Ironis...


Ironis..ya, itulah yang harus dikatakan. Baru saja diingatkan 3 tahun bencana lumpur lapindo, selang satu hari kemudian ditetapkan nomor urut para calon presiden kita. Para korban lumpur yang belum jelas bagaimana nasib mereka selanjutnya masih menanti apakah pemerintah sekarang masih mempedulikan mereka. Di sisi lain orang-orang yang merasa mampu untuk mengatur negara ini malah disibukkan dengan membuat strategi agar mereka bisa terpilih.
Pemerintah sekarang masih menyisakan duka kelam bagi para korban lumpur Lapindo. Pemerintah belum mampu memberikan jalan keluar bagaimana nasib mereka. Dari masalah siapa yang akan bertanggung jawab terhadap bencana ini, sampai masalah lingkungan yang menjadi dampak selanjutnya. Telah jelas siapakah yang bertanggung jawab tapi, pemerintah malah terkesan melindungi. Si big bos Lapindo yang termasuk salah satu anggota Kabinet Indonesia Bersatu masih dengan santainya tidak merasa bersalah. Belum lagi tertolaknya kasus ini di Mahkamah Agung dan dianggap bahwa ini bukan kesalahan Lapindo.
Yah..semoga calon presiden kita yang akan datang tidak menutup mata terhadap musibah ini. Siapa yang berani untuk memprioritaskan menyelesaikan masalah rakyat yang tertindas-lah yang akan memimpin bangsa ini. Bukan orang yang acuh dan masih memiliki keberpihakan terhadap orang-orang level atas...
Nggak ada solusi dari tulisan ini..karena yang tertuang ini hanya sebuah pengingat dan harapan. Bahwa masih banyak ketertindasan yang dialami rakyat. Masih diperlukan orang-orang yang punya komitmen dan benar-benar peduli terhadap permasalahan rakyat. Seandainya pemimpin kita bisa meneladani Umar bin Khattab RA, yang sampai "blusukan" ke tempat tinggal warganya agar bisa melihat kondisi riil yang dialami rakyat. Seandainya pemimpin kita bisa meneladani Umar bin Abdul Aziz yang karena saking takutnya terhadap sebuah amanah kepemimpinan, beliau tidak mau menyalakan lampu minyak ketika ditemui saudaranya hanya karena pembicaraan yang dilakukan adalah masalah pribadi, bukan masalah yang menyangkut negara.
Yang ada sekarang, para calon pemimpin baru "blusukan" sampai ke tempat pembuangan sampah pas mau nyalon jadi presiden. Seandainya hari-hari biasa, atau setelah jadi presiden masihkan dirinya bersedia?
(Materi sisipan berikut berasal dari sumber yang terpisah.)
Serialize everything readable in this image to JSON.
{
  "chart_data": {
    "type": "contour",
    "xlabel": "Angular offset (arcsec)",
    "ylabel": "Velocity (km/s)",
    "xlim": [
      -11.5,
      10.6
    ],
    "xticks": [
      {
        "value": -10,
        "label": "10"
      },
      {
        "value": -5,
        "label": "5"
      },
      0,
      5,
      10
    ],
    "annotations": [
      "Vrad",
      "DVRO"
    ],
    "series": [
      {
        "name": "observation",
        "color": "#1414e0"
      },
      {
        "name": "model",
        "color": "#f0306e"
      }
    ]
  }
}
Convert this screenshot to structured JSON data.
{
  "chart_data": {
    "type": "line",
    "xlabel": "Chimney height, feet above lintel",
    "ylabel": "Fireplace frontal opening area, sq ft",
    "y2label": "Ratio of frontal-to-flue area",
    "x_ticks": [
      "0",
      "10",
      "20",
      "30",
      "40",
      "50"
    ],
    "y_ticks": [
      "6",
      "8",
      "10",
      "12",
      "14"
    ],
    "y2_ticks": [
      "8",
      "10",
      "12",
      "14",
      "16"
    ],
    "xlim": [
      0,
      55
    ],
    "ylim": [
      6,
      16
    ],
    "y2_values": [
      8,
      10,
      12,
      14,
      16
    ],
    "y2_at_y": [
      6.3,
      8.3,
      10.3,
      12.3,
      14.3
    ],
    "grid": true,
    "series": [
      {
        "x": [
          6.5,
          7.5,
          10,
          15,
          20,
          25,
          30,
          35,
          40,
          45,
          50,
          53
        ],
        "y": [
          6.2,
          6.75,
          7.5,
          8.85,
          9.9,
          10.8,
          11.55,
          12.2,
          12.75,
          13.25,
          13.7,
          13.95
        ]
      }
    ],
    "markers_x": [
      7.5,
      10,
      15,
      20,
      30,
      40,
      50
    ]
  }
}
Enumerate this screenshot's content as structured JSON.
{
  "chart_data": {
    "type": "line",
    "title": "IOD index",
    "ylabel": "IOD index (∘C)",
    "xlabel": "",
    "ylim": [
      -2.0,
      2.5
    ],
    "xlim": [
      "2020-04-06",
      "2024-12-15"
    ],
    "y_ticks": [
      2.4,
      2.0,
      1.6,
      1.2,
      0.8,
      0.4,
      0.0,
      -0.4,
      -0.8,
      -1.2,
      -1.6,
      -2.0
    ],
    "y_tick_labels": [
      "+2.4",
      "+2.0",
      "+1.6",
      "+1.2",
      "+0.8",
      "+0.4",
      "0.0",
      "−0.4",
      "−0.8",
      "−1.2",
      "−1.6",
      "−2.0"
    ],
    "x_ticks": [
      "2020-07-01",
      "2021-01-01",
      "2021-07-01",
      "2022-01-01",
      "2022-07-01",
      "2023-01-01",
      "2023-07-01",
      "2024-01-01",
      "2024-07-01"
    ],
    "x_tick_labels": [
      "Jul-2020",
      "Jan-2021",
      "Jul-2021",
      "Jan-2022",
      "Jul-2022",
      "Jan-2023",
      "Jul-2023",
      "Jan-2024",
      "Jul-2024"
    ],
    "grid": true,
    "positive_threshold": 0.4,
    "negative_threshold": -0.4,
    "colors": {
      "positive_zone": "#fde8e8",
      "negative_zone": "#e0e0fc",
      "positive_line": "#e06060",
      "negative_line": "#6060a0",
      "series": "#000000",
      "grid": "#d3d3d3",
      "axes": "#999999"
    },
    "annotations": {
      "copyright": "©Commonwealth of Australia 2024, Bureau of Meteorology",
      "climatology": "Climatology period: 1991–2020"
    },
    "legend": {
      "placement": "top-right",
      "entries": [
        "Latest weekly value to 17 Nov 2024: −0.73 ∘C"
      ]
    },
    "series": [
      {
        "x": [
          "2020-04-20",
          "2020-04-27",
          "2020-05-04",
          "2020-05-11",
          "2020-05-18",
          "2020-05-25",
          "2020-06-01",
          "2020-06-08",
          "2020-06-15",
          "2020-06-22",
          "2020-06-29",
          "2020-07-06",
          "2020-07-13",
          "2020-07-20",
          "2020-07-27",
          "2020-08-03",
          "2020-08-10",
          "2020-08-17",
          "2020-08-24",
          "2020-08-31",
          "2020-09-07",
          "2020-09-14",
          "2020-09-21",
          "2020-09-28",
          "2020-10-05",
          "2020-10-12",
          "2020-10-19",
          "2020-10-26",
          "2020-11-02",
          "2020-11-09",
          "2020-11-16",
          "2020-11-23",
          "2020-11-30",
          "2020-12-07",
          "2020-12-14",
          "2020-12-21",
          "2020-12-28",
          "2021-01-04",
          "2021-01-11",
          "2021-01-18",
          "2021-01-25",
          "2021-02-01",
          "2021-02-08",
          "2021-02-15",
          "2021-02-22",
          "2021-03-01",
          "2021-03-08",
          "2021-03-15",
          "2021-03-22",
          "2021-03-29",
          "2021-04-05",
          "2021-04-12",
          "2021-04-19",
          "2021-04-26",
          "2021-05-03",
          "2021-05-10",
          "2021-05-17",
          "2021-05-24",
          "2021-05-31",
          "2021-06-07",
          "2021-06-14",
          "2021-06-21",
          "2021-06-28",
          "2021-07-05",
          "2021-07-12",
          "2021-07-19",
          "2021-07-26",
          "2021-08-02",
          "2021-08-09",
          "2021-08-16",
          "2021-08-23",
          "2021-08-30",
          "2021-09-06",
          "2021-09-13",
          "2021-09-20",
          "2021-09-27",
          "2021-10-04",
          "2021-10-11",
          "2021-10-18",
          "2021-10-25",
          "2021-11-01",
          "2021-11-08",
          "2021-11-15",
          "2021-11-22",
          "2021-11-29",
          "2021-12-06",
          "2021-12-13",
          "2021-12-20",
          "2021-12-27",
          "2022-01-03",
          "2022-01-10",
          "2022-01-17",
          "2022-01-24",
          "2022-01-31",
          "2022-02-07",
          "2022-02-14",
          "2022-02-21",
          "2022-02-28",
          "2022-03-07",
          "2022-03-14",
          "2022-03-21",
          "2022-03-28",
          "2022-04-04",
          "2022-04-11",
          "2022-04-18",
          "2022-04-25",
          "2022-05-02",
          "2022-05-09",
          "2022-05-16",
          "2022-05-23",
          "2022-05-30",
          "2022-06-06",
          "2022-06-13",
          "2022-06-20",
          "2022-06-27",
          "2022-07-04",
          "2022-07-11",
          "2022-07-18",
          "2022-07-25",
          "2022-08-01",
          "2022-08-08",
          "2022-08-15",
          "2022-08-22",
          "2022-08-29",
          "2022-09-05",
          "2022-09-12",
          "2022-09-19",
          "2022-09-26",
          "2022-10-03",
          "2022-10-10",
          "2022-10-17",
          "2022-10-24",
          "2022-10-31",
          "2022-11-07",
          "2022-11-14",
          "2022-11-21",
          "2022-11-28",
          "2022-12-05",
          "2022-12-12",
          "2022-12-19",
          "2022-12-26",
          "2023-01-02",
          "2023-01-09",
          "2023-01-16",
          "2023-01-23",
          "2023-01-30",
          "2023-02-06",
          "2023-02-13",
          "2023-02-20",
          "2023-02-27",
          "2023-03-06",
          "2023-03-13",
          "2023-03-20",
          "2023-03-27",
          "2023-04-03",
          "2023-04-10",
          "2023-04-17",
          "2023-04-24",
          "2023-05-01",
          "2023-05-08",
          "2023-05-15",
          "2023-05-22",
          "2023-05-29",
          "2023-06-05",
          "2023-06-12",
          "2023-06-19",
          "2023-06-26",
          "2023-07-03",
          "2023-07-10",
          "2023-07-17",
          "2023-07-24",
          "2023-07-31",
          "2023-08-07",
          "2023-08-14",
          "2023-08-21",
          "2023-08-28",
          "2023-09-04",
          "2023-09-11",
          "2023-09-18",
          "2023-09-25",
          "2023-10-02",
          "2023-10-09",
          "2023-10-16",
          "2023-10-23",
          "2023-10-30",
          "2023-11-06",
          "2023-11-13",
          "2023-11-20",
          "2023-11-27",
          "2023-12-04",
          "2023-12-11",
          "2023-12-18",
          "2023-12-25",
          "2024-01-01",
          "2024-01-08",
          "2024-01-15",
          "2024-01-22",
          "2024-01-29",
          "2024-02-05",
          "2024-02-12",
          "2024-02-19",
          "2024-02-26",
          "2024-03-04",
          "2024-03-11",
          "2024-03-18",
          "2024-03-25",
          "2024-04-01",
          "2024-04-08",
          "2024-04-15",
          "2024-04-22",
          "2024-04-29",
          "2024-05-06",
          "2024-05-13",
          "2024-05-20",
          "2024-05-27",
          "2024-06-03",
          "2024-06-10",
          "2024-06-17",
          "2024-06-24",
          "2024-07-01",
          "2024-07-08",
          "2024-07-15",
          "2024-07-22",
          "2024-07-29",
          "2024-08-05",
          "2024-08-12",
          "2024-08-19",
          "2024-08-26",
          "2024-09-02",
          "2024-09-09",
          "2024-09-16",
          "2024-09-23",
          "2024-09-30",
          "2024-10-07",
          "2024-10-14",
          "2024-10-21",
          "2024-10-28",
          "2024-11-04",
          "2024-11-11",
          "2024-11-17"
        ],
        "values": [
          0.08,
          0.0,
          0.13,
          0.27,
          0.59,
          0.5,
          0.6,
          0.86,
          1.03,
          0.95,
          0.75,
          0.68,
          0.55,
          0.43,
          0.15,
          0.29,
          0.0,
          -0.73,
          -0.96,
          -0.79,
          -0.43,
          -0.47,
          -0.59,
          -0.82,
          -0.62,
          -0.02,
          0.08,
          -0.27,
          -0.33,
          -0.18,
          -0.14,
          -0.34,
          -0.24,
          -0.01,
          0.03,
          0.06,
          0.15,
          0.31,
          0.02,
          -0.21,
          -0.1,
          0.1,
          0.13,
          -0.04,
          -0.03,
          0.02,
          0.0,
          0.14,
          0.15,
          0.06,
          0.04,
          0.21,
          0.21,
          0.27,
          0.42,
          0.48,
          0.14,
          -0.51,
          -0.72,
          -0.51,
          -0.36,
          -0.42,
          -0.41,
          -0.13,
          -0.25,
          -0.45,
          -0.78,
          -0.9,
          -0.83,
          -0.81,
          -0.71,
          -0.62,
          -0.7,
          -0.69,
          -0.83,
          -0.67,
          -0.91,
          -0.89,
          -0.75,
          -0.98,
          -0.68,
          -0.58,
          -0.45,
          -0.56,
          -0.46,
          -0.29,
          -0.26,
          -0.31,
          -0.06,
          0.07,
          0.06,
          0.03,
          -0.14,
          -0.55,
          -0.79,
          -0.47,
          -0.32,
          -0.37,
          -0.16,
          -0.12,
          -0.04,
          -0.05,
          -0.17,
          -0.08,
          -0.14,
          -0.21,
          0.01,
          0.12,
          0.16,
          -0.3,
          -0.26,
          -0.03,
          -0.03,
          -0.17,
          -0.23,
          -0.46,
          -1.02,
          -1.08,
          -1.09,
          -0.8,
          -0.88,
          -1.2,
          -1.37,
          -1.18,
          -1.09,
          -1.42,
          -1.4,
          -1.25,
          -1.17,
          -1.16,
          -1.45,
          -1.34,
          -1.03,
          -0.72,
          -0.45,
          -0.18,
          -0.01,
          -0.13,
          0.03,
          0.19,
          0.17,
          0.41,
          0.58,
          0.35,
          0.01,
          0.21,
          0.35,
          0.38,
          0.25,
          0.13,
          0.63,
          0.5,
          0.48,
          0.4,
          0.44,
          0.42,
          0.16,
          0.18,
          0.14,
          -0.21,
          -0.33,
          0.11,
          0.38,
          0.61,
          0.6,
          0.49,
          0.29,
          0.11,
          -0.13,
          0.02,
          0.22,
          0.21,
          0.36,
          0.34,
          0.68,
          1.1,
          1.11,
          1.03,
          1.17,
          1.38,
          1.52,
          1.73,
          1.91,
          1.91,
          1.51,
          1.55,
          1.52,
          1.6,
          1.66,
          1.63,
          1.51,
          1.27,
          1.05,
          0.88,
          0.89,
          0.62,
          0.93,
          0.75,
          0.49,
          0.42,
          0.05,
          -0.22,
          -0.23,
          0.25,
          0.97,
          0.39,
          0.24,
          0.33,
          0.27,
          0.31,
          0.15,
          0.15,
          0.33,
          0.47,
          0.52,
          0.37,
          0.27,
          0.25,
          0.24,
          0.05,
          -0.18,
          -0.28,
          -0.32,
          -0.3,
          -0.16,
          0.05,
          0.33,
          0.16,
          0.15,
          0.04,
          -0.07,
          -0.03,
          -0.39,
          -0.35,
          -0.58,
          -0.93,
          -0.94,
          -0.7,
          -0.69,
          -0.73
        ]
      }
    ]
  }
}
Atau dengan mengerahkan tim suksesnya mengadakan kegiatan amal besar-besaran yang cuma dilakukan 5 tahun sekali.

Ironis...

2 komentar:

Idub | 1 Juni 2009 pukul 06.48

Bener tu!!...

Dana kampanye yang segitu banyak apa gak mending buat yang lain yang lebih berguna untuk rakyat
(bayarin rakyatnya registrasi kuliah kek :P)

ayat hidayat | 2 Juni 2009 pukul 09.11

betul juga...lebih baik buat bayarin mahasiswa yg telat registrasi..(seperti kitakah..???)